Les yeux de Serwon se portèrent sur le comte, qui tressaillit. Tout le manoir blêmit en le regardant. La tension enveloppa la pièce, dans l'attente de ce qui allait suivre.
« Mes chevaliers sont très fatigués. Conduisez-les à leur chambre. »
« Votre Majesté, c'est un oiseau qui nous est très cher. Relâchez-le, je vous en prie. »
Renee se joignit à son père. Le regard de Serwon glissa vers elle.
« Vous maniez l'épée ? »
« ...Pardon ? Oui, je sais manier l'épée. »
Sa bouche se réduisit à une ligne mince. Quand son expression se détendit, la tension retomba. Mais Amelie, elle, n'avait jamais été aussi inquiète.

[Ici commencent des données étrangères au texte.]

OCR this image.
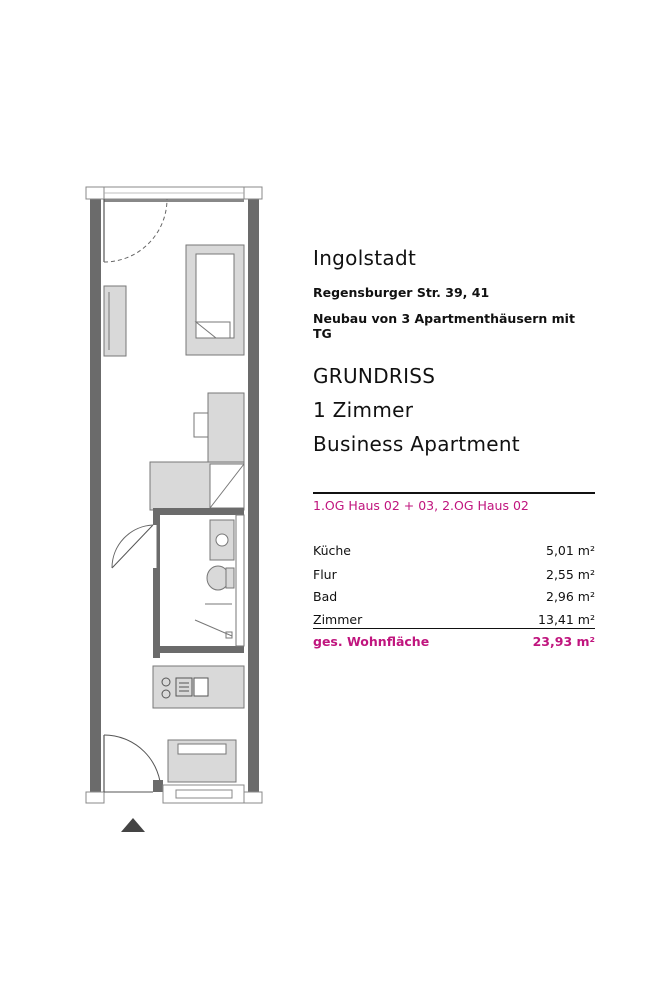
Ingolstadt
Regensburger Str. 39, 41
Neubau von 3 Apartmenthäusern mit TG
GRUNDRISS
1 Zimmer
Business Apartment
1.OG Haus 02 + 03, 2.OG Haus 02
Küche	5,01 m²
Flur	2,55 m²
Bad	2,96 m²
Zimmer	13,41 m²
ges. Wohnfläche	23,93 m²
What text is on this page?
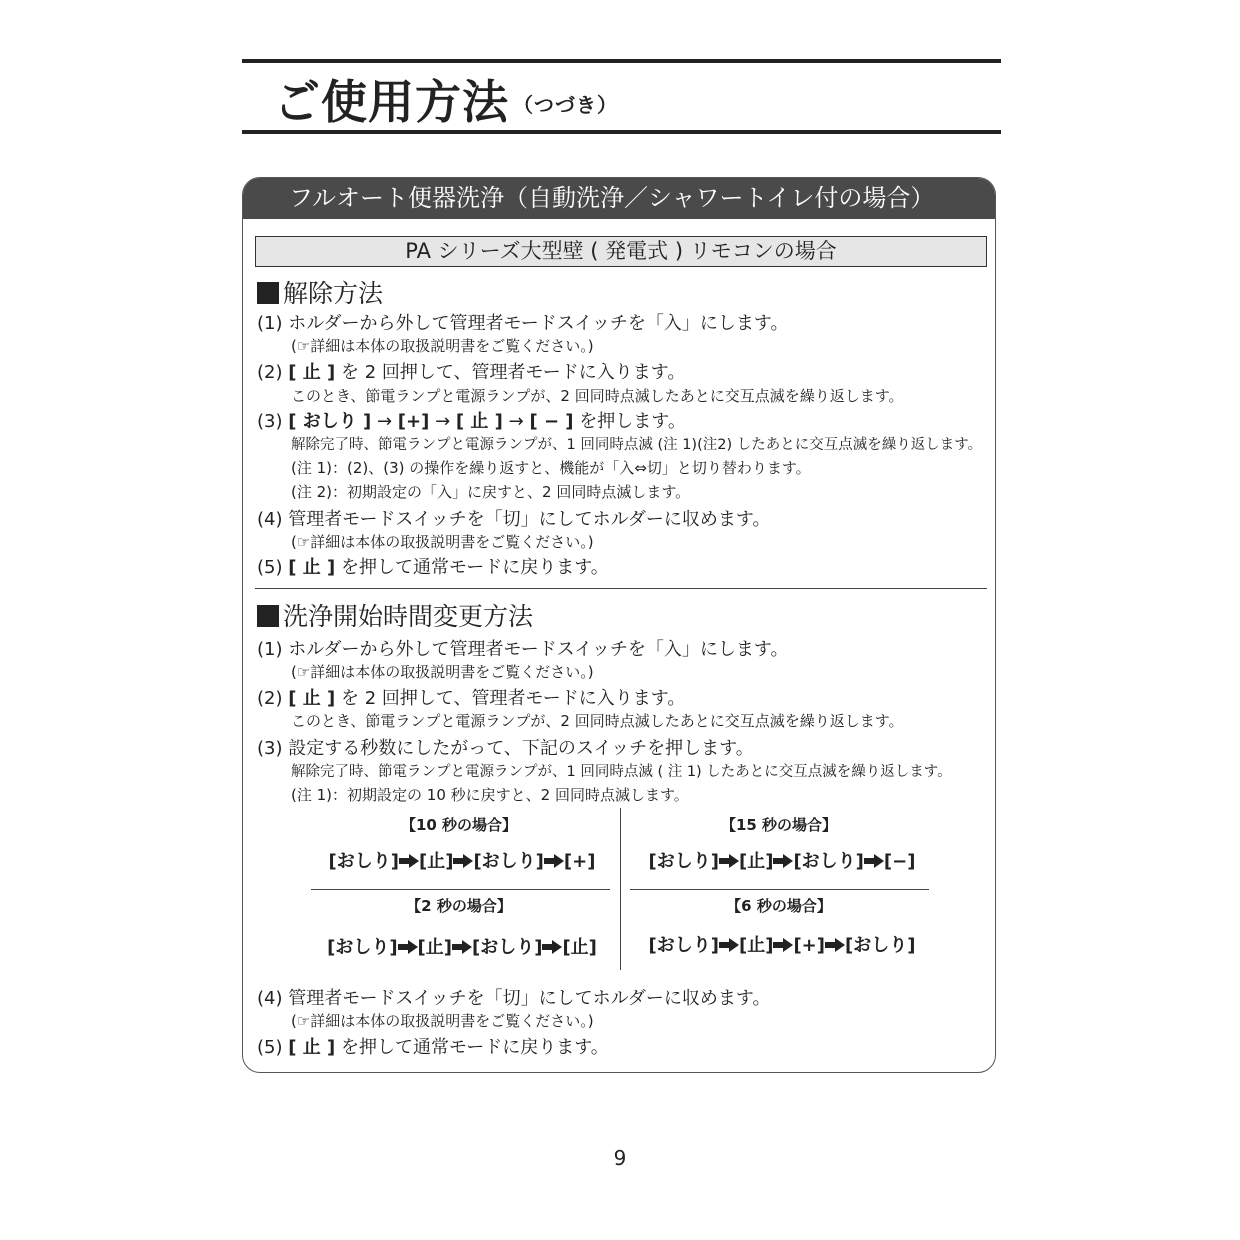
ご使用方法 $^{(つづき)}$
フルオート便器洗浄（自動洗浄／シャワートイレ付の場合）
PA シリーズ大型壁 ( 発電式 ) リモコンの場合
解除方法
(1) ホルダーから外して管理者モードスイッチを「入」にします。
(☞詳細は本体の取扱説明書をご覧ください。)
(2) [ 止 ] を 2 回押して、管理者モードに入ります。
このとき、節電ランプと電源ランプが、2 回同時点滅したあとに交互点滅を繰り返します。
(3) [ おしり ] → [+] → [ 止 ] → [ − ] を押します。
解除完了時、節電ランプと電源ランプが、1 回同時点滅 (注 1)(注2) したあとに交互点滅を繰り返します。
(注 1)：(2)、(3) の操作を繰り返すと、機能が「入⇔切」と切り替わります。
(注 2)：初期設定の「入」に戻すと、2 回同時点滅します。
(4) 管理者モードスイッチを「切」にしてホルダーに収めます。
(☞詳細は本体の取扱説明書をご覧ください。)
(5) [ 止 ] を押して通常モードに戻ります。
洗浄開始時間変更方法
(1) ホルダーから外して管理者モードスイッチを「入」にします。
(☞詳細は本体の取扱説明書をご覧ください。)
(2) [ 止 ] を 2 回押して、管理者モードに入ります。
このとき、節電ランプと電源ランプが、2 回同時点滅したあとに交互点滅を繰り返します。
(3) 設定する秒数にしたがって、下記のスイッチを押します。
解除完了時、節電ランプと電源ランプが、1 回同時点滅 ( 注 1) したあとに交互点滅を繰り返します。
(注 1)：初期設定の 10 秒に戻すと、2 回同時点滅します。
【10 秒の場合】
[おしり] [止] [おしり] [+]
【15 秒の場合】
[おしり] [止] [おしり] [−]
【2 秒の場合】
[おしり] [止] [おしり] [止]
【6 秒の場合】
[おしり] [止] [+] [おしり]
(4) 管理者モードスイッチを「切」にしてホルダーに収めます。
(☞詳細は本体の取扱説明書をご覧ください。)
(5) [ 止 ] を押して通常モードに戻ります。
9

D'après le roman original, Serwon était dangereux lorsqu'il faisait cela. Tout lui portait sur les nerfs, et une irritation insupportable ne le quittait jamais. Renee était une épéiste remarquable ; pour Serwon, cela voulait dire qu'elle ferait un excellent jouet pour se défouler.
'Non ! Sûrement pas !'
Il fallait agir sur l'instant. Amelie se remémora un passage du roman.
Le comte, Renee... et Amelie. On les avait séparés, mais ils formaient bel et bien une famille. Ils se respectaient et voulaient se protéger les uns les autres. À l'instant même, ils avaient risqué leur vie pour tenir tête à Serwon.
Amelie ne supportait pas de les voir en danger. Alors elle donna du bec dans la main de Serwon. Il abaissa vers elle un regard que rien n'émouvait. Elle en profita pour regarder tour à tour le comte et Renee.
'Jamais. N'essayez même pas d'approcher.'
Elle espérait que sa pensée leur parviendrait. Le comte vacilla en saisissant le sens de son geste. Renee s'inclina très bas en se mordant la lèvre, pour dissimuler sa colère.
« Je l'emporte dans ma chambre. »
« Les chevaliers suivront les domestiques. »
Serwon hocha la tête. En voyant son visage retrouver son expression froide, Amelie soupira de soulagement.
Le comte guida Serwon jusqu'à sa chambre. Amelie reposait comme un objet précieux dans les mains de Serwon, sa prisonnière. Derrière lui, ses chevaliers suivaient en file. Un cliquetis montait de leurs pas, pareil au bruit d'une chaîne qui l'enserrait.